Researchers used computer simulations to conclude that a 90-degree nosedive explains the lack of debris where MH370 was said to have crashed.

Researchers used computer simulations to conclude a 90-degree nosedive explains the lack of debris. Photo: Twitter

“But forensics strongly supports that MH370 plunged into the ocean in a nosedive.”

The mathematicians used applied mathematics and simulated five different scenarios to come up with the results.

This included a gliding water entry, similar to the one Captain Chesley B. “Sully” Sullenberger skillfully performed when US Airways flight 1549 landed in the middle of New York City’s Hudson River, a feat that’s referred to as “the miracle on the Hudson.”

The fluid dynamics simulations indicated, for a vertical water entry of the plane, there would be no large bending moment which was what happened when an external force was applied to a structural element (such as a plane), which then caused the fuselage to buckle and break up, Mr Chen said in the report.

“As the vertical water-entry is the smoothest with only small bending moment in contrast with other angles of entry, the aircraft is less likely to break-up on entry near the ocean surface, which would explain the lack of debris or oil near the presumed crash site.” he said.

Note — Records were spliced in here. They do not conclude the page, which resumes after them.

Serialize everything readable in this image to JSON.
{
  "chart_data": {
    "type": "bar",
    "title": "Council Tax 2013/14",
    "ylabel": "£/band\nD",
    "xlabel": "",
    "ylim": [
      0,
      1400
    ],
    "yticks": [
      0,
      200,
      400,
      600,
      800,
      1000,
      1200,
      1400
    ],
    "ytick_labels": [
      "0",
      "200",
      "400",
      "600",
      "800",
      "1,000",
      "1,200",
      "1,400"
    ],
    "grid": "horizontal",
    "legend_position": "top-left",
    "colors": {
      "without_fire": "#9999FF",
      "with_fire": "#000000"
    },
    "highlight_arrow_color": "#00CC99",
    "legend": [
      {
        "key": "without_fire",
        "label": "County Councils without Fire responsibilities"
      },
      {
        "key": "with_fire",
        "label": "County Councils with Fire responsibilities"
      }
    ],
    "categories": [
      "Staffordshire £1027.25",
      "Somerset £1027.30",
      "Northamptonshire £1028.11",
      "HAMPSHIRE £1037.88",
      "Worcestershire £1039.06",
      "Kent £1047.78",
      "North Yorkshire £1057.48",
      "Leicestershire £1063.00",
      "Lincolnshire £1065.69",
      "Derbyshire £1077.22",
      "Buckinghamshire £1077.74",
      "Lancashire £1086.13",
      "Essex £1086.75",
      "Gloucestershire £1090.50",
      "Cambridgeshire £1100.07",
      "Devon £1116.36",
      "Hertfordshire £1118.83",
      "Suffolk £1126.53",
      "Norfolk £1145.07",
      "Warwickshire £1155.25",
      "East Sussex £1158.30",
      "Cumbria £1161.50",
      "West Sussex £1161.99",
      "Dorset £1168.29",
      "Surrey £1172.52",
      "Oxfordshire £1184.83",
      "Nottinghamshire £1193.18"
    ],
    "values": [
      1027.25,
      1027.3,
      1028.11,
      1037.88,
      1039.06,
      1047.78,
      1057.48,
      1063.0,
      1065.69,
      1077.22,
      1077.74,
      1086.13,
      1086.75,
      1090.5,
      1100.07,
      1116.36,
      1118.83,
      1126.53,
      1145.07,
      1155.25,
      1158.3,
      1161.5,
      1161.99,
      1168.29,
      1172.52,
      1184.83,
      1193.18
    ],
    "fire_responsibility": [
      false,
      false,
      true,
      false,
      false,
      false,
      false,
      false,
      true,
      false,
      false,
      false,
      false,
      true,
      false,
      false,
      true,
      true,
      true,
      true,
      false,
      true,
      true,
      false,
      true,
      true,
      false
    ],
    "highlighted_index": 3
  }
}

Mr Chen said based on the suggestions of other aviation experts, in such a situation, the wings would have broken off almost immediately and, along with other heavy debris, would have sunk to the bottom of the ocean, leaving little or no trace to be spotted.

The Boeing 777-ER plane mysteriously disappeared from radar and stopped transmitting its position on March 8, 2014, searchers suspect it flew on for six more hours and before meeting its fate over the southern Indian Ocean.

The search, which has involved ships dragging submerged sonar bouys along narrow paths of a 60,000 square kilometre search area, has been doubled to 120,000 square kilometres. So far 48,000 square kilometres has been covered, the ATSB reported.

Mr Chen, with Texas A&M University’s maths department since 1987, led the team of researchers from Texas A&M, Penn State, Virginia Tech, MIT and the Qatar Environment and Energy Research Institute.

The research was published in the April 2015 issue of Notices of the American Mathematical Society.